CoTracker: It is Better to Track Together

Nikita Karaev,Ignacio Rocco,Benjamin Graham,Natalia Neverova,Andrea Vedaldi,Christian Rupprecht
2024-10-01
Abstract:We introduce CoTracker, a transformer-based model that tracks a large number of 2D points in long video sequences. Differently from most existing approaches that track points independently, CoTracker tracks them jointly, accounting for their dependencies. We show that joint tracking significantly improves tracking accuracy and robustness, and allows CoTracker to track occluded points and points outside of the camera view. We also introduce several innovations for this class of trackers, including using token proxies that significantly improve memory efficiency and allow CoTracker to track 70k points jointly and simultaneously at inference on a single GPU. CoTracker is an online algorithm that operates causally on short windows. However, it is trained utilizing unrolled windows as a recurrent network, maintaining tracks for long periods of time even when points are occluded or leave the field of view. Quantitatively, CoTracker substantially outperforms prior trackers on standard point-tracking benchmarks.
Computer Vision and Pattern Recognition
What problem does this paper attempt to address?

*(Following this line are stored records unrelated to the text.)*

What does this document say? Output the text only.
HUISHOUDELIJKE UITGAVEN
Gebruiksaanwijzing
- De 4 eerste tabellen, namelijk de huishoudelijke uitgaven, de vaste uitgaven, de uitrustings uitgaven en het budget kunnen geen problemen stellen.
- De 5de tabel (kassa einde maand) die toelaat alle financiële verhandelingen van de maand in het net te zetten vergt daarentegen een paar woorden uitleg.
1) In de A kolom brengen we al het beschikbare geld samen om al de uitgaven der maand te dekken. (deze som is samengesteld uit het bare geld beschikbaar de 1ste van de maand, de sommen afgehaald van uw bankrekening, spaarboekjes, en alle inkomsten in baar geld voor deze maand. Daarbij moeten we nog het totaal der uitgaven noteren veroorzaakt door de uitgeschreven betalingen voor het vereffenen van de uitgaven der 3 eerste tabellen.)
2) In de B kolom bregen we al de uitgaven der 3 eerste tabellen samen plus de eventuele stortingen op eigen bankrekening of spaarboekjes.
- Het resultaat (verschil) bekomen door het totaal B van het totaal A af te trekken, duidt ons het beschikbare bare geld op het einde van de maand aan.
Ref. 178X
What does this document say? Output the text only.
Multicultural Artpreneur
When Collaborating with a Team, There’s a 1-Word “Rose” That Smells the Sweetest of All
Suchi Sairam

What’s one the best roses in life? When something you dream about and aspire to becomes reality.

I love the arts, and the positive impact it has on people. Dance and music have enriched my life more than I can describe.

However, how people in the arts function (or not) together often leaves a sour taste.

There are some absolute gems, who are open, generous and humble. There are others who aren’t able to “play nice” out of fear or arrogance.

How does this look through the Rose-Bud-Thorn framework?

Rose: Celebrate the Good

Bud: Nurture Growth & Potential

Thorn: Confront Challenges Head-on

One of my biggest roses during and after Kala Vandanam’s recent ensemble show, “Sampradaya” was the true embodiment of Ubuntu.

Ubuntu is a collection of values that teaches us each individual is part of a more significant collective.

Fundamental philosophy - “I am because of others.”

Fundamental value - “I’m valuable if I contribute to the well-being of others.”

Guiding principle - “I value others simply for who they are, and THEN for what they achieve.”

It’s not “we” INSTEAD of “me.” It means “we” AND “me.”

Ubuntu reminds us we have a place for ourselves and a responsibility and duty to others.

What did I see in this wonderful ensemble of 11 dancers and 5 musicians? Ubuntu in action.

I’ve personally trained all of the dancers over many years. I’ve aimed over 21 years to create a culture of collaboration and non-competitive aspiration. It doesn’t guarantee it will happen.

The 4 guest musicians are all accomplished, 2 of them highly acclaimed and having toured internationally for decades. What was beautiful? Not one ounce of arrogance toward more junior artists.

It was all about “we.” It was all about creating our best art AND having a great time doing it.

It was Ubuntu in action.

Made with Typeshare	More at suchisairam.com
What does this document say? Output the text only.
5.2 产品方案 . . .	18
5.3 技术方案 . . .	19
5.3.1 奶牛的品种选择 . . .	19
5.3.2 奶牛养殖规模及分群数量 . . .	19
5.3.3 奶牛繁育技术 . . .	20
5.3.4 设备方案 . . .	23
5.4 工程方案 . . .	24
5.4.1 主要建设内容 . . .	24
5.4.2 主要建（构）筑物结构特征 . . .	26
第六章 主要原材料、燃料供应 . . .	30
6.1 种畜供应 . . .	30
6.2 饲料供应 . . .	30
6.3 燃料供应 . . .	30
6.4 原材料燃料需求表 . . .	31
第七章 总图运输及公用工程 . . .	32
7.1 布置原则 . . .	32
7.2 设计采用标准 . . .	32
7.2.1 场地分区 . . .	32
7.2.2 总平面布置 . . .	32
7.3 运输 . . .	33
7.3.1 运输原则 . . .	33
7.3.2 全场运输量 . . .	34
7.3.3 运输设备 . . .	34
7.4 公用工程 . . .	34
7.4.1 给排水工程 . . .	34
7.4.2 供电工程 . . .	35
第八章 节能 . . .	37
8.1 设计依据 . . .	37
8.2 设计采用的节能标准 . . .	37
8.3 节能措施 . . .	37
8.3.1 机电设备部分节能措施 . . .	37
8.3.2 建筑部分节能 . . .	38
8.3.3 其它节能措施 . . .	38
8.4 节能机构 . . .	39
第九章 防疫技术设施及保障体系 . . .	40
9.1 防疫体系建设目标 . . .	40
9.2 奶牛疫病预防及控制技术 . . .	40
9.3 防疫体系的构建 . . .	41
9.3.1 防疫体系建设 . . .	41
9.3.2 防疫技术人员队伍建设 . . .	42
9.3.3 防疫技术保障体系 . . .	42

The problem that this paper attempts to solve is to accurately track a large number of 2D points in long - video sequences, especially in the presence of occlusion or when points leave the camera's field of view. Most existing point - tracking methods track each point independently, while this paper proposes a new method - CoTracker, which can jointly track a large number of points and utilize the dependencies between points to improve the accuracy and robustness of tracking. Specifically, CoTracker solves this problem through the following innovations: 1. **Joint Tracking**: Unlike most existing methods, CoTracker does not track each point independently but jointly considers the dependencies between points, which significantly improves the accuracy and robustness of tracking, especially when points are occluded or leave the camera's field of view. 2. **Support Points**: Additional support points are introduced to provide more context information. These support points expand the context of the tracker, similar to the use of context in visual object tracking. 3. **Proxy Tokens**: To reduce the memory complexity of the model, CoTracker introduces the concept of proxy tokens. These tokens are processed like a small number of additional trajectories during processing, thus converting the expensive self - attention mechanism into an efficient cross - attention mechanism, enabling CoTracker to jointly track nearly - dense trajectories on a single GPU simultaneously. 4. **Recursive Training Strategy**: CoTracker operates online in a sliding - window manner and optimizes the recursively applied network through an unrolled training strategy to maintain long - term tracking performance, even when points are occluded or leave the field of view for a long time. Through these innovations, CoTracker significantly outperforms previous trackers in standard point - tracking benchmark tests, especially in long - term tracking and occlusion handling.